A similar case was reported about some grass-roots people's congress deputies.

Li Xiaoxi, a professor at the Air Force Command Institute and a former deputy of the People's Congress of Haidian district in Beijing, told a similar story to the Global Times.

"Basically all candidates are nominated by officials, and maybe they think it is not necessary to inform them," she told the Global Times Thursday.

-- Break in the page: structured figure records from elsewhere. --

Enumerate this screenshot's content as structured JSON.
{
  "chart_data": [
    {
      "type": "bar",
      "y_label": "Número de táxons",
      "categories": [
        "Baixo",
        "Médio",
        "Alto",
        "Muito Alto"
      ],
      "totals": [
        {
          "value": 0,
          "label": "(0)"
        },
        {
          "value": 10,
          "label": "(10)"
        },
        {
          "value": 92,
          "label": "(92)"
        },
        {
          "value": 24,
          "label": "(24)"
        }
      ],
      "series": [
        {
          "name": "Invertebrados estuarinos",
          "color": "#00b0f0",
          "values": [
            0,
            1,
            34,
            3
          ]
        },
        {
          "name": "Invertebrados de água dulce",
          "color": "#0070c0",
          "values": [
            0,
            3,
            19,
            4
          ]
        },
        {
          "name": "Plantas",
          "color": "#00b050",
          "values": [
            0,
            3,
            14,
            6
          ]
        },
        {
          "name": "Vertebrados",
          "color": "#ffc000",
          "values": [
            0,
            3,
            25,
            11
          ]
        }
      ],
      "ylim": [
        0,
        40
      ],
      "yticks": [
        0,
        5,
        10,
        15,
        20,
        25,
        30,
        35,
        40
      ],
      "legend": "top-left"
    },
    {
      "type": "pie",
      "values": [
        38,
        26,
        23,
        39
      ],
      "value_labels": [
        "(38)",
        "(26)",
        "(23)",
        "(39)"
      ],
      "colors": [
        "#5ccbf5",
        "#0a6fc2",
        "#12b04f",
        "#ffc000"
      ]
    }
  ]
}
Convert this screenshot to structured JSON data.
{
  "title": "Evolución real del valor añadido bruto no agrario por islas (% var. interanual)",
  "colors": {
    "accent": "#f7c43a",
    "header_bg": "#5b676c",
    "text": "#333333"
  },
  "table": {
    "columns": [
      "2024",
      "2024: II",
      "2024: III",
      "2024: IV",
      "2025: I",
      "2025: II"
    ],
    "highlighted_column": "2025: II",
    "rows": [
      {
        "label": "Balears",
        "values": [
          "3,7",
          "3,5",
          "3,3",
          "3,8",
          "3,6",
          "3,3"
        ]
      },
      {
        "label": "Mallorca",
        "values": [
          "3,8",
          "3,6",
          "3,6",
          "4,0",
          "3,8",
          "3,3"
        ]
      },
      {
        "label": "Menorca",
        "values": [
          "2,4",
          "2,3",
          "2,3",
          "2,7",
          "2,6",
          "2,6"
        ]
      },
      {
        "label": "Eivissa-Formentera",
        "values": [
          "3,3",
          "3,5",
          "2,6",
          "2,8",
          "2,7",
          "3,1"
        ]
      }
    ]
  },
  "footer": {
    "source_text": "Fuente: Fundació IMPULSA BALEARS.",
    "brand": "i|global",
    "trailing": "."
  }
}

Li was picked as a district-level deputy by her institute in 1999 when she was away from Beijing and stayed at her hometown in northeast China to take care of her ill mother.

"I don't know how they picked me. When I came back and was told the good news, I hesitated. I was not retired yet and my mother needed me to take care of her," she said.

"Then I thought, I should make good use of this rare opportunity to make my voice heard," she added.

In addition, some selected CPPCC members did not do enough to fulfill the responsi-bilities that come with the position.

Twenty-one out of 75 selected members were absent from the sixth session of Dong-guan's standing committee of the 11th CPPCC in Guangdong Province Tuesday with various excuses, the Qianjiang Evening News reported Thursday.

The absence was not isolated, according to media reports, in which some celebrity CPPCC members reportedly missed the political advisory body's annual session.

Some CPPCC members said adjustments are needed to improve the mechanism used to select CPPCC members.

"If a mechanism shows no respect to a person's right to say no, how could it ensure their enthusiasm to participate in politics," the China Youth Daily quoted Ding as saying.

However, Hu Xingdou, a professor at Beijing Institute of Technology, said, "Even though there are some shortfalls with the system, we cannot deny it does pick some representatives to speak for the people."